The Zeiler Committee seemed to be interested in tying up loose ends Sunday morning, as it called to the stand Southern District Attorney Yisca Leibowitz and former Southern Central Investigative Unit chief Benny Sagiv, both of whom had already appeared in the crowded committee room to offer testimony.
Leibowitz faced the more probing questioning of the two, as she was asked questions dealing with the failed plea-bargain with elite-cop-turned-gangland-killer Tzahi Ben-Or, the role of her subordinate, Hanna Meged, in the 1998 Batteries Affair, and about her own personal opinion of alleged dirty cop Asst.-Cmdr. Yoram Levy.
During last week's testimony, questions arose as to why attempts to negotiate a deal with Ben-Or to testify as a state's witness, a deal that could have potentially sealed the case against the Negev's Perinian crime family in the 1999 killing of gangster Pinhas Buhbout, failed.
According to previous testimony, the prosecutor and the police failed to agree on the conditions for an agreement to turn Ben-Or into a state's witness. Ben-Or initially demanded full immunity in exchange for his testimony, while Leibowitz allegedly insisted that the former cop serve hard time. In absence of a deal, Ben-Or was released to house arrest and then fled to Mexico, where he was murdered.
Leibowitz discussed the attempts at making a deal with Ben-Or, complaining that the former police officer had made too many requests in return for his testimony. Ben-Or, in an effort to bring about the deal, hinted that among the tidbits that he could offer the DA's office was information about links between the Perinians and "police officers from the Lahish Subdistrict."
Leibowitz said that she could not recall Levy's name ever being mentioned by Ben-Or, but later confirmed that Ben-Or had said that the dirty officer held the rank of lieuntenant commander., Levy's rank at the time, and had hosted the Perinians for barbeques at his house.
When pressed by the committee chairman, former District Court Judge Vardi Zeiler, for details as to who first made the connection between the dirty cop from Ben-Or's hints and Levy, Leibowitz said that she thought that it was then-head of the Southern District's Central Investigations Unit, Amir Gur, who introduced Levy's name.
"Amir Gur really pushed the issue. He wanted everything to be his way and that was it," she said.

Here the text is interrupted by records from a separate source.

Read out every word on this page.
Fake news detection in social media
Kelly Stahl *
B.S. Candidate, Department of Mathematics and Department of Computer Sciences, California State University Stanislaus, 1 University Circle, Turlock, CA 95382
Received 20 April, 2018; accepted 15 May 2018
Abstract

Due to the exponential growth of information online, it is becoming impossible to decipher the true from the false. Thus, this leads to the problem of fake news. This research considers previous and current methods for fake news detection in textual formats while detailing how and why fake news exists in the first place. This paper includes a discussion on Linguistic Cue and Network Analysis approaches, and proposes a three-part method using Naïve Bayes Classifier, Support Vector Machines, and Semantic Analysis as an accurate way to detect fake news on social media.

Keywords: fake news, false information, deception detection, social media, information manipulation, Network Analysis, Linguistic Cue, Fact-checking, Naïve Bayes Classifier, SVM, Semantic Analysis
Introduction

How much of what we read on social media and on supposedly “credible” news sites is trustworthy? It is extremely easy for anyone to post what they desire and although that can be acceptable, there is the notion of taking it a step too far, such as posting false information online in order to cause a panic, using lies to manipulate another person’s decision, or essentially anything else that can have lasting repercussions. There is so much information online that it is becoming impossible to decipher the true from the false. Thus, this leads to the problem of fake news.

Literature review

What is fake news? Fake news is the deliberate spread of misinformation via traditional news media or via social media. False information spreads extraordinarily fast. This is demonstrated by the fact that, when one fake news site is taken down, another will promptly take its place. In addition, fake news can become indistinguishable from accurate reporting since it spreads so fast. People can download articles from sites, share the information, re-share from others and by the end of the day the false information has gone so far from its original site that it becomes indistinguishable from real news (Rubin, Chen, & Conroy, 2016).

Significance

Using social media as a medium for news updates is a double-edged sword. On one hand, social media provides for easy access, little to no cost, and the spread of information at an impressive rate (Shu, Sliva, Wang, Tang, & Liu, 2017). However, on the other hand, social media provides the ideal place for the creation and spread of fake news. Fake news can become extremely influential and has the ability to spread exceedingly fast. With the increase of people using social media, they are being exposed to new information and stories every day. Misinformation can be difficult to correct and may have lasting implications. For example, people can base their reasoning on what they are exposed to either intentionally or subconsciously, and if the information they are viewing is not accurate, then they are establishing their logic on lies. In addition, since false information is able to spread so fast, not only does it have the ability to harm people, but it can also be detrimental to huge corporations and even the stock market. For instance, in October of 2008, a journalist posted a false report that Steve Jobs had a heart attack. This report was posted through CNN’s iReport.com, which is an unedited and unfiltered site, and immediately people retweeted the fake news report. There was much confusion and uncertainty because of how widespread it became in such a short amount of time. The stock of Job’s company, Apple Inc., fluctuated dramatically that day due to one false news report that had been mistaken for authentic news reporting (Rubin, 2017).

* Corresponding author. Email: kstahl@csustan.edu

Leibowitz's statement adds fuel to Levy's claims, during his own testimony, that the allegations against him were due in part to a bitter rivalry between Gur and Levy.
The most heated part of the testimony came when the discussion moved to the topic of the 1998 Batteries Affair, in which Levy supposedly brokered a deal with the Perinians in which criminals would receive money for returning stolen batteries that they had, apparently, stolen themselves from IDF storehouses near Kiryat Gat.
According to previous testimony, Leibowitz's subordinate, Meged, had okayed the deal before police continued with the exchange. When questioned, Meged had said that she did not remember making any such deal, but did not rule out the possibility that she could have - despite the fact that no documentation could be found.
Zeiler repeatedly grilled Leibowitz about her subordinate's actions, calling on her to either justify or condemn Meged's statements to the committee. When Leibowitz refused, saying that she felt that the comment could be chalked up to "over-cautiousness" on Meged's part, Zeiler raised his voice at Meged, who, in turn, asked him "why do you have to be angry at me?"
Finally Leibowitz agreed that if Meged consented to such a deal, without discussing it with her superiors, without filling out any paperwork, and managing the affair by telephone rather than through organized meetings, she would consider the incident "unacceptable but not criminal." Meged's testimony was one of the strongest testimonies in support of Levy.
Leibowitz too sidestepped issues of Levy's criminal behavior, saying that her well-known difficulties with Levy were on a solely professional basis. "I don't think Yoram Levy is corrupt," she said. "I just saw a desire to get results, which he did in a backwards way." Instead, Leibowitz blasted the CIU, saying that "the professional conduct of the unit was not good."
At the end of his brief and relatively uneventful testimony, Sagiv sought to overturn this image of the unit, which had also been conveyed in Police Commissioner Insp.-Gen. Moshe Karadi's testimony last week. Sagiv said that the negative image was unwarranted, and that "to state that the CIU has many unsolved murder files, and then to draw from this an understanding of the unit's quality, is inaccurate."